The works of other publishers and translators dealing with the work of St. Dorotheos of Gaza were taken into consideration in the preparation of the footnotes. The quotations for the Holy Scriptures are from the New King James Version of the Holy Bible with the exception of some when there was a significant difference from the Septuagint used by Dorotheos. To assist the English reader the numbering used has been adapted in the English translation based on the Hebrew text, rather than the Septuagint text.

This work is offered to the English speaking reader with the profound hope that wisdom according to God and the practical words of holy Abba Dorotheos will be able to uphold those who seek a genuine Christian way of life. The practical teachings of St. Dorotheos of Gaza present the ascetic way of monastic life, as it was practiced in the communities in the desert of Palestine, during the sixth century. These teachings were Lessons or Instructions originally given for the edification of the brothers of the monastic community, in which St. Dorotheos was the Abbot. Although the Lessons were offered in a particular historical and cultural context, they also have an application today, to all those who seek a genuine way of Christian life.

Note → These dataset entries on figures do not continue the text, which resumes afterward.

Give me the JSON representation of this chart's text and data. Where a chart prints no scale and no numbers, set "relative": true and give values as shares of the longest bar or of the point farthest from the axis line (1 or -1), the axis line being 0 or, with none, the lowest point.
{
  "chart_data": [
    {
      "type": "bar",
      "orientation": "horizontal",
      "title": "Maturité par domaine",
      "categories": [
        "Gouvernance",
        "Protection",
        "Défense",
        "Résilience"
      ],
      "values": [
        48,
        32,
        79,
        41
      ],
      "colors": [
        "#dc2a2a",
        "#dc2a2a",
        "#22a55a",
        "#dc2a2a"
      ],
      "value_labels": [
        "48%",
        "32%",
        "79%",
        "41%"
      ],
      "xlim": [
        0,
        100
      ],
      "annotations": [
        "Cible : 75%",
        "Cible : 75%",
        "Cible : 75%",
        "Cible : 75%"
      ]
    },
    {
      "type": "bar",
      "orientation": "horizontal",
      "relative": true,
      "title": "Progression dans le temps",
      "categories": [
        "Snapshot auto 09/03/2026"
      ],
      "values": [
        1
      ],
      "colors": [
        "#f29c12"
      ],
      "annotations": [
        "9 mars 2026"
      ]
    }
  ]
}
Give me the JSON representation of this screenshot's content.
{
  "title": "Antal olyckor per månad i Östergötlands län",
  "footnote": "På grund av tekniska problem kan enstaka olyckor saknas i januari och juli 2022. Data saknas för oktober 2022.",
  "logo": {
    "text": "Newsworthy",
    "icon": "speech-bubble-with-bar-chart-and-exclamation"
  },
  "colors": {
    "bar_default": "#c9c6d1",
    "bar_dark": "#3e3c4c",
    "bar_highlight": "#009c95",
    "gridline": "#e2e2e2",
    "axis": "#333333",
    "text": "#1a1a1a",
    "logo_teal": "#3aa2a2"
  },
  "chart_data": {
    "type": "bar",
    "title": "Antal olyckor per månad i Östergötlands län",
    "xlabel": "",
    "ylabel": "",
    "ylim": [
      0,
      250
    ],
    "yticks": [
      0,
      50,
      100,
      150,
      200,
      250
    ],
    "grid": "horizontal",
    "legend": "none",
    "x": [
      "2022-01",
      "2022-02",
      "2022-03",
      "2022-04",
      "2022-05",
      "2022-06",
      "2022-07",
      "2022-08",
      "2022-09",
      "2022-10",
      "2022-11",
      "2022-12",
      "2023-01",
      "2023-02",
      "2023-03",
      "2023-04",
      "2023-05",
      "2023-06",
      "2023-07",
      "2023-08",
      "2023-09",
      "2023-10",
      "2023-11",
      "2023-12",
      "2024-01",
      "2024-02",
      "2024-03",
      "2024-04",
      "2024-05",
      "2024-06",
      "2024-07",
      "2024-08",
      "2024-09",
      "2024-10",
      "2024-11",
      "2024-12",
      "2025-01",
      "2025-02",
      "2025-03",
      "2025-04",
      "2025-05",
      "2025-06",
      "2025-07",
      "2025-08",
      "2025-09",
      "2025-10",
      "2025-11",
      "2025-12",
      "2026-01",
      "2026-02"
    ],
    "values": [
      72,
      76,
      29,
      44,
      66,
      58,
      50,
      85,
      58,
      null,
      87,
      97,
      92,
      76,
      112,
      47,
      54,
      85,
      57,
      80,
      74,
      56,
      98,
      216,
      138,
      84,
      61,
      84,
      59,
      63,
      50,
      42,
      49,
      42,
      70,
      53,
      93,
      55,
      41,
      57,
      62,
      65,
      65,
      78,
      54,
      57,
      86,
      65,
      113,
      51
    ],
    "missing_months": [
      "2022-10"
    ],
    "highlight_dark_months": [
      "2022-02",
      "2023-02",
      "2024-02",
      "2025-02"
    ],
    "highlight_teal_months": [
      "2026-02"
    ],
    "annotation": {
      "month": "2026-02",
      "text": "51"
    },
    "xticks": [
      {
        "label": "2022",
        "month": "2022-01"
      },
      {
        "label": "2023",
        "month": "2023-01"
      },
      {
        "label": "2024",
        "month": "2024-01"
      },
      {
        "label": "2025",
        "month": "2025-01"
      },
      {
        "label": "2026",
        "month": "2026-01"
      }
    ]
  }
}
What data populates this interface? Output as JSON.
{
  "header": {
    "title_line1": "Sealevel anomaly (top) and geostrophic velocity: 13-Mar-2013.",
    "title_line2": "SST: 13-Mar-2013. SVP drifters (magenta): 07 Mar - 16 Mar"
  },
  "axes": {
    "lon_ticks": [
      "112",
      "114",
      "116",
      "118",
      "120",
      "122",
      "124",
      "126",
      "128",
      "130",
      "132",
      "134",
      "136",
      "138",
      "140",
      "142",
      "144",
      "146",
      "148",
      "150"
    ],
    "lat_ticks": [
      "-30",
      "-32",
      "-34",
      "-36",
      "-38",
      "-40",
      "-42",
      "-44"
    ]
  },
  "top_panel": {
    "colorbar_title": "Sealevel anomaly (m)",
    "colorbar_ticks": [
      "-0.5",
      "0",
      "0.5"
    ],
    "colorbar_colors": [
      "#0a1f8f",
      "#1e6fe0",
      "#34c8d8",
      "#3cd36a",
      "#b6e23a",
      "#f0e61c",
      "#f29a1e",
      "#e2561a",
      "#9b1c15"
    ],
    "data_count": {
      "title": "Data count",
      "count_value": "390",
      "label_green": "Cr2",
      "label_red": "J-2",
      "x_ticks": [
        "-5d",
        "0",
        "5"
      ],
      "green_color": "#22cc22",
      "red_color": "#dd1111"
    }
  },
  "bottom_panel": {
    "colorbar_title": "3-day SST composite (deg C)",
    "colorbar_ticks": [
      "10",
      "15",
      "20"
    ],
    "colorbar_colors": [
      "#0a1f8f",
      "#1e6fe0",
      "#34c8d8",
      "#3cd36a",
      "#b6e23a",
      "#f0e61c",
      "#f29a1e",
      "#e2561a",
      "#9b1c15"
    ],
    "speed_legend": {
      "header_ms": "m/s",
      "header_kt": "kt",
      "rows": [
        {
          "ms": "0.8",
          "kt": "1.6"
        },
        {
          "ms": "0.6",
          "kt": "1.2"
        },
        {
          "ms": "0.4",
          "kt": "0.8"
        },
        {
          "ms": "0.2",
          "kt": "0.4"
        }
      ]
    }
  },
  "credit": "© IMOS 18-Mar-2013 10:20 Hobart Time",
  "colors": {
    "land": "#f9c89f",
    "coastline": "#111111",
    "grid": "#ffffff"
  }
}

The CD-ROM is a supplementary instrument to the book. It offers:

• Visual material, namely some images of famous Monasteries which were founded in the wider area of St. Dorotheos’ monastic community, in or prior to the sixth century
• The English translation of the text of St. Dorotheos placed parallel to the Greek original, in order to facilitate scholars seeking a more profound study, and
• A narration of the English translation, to cover the needs of people who are visually impaired.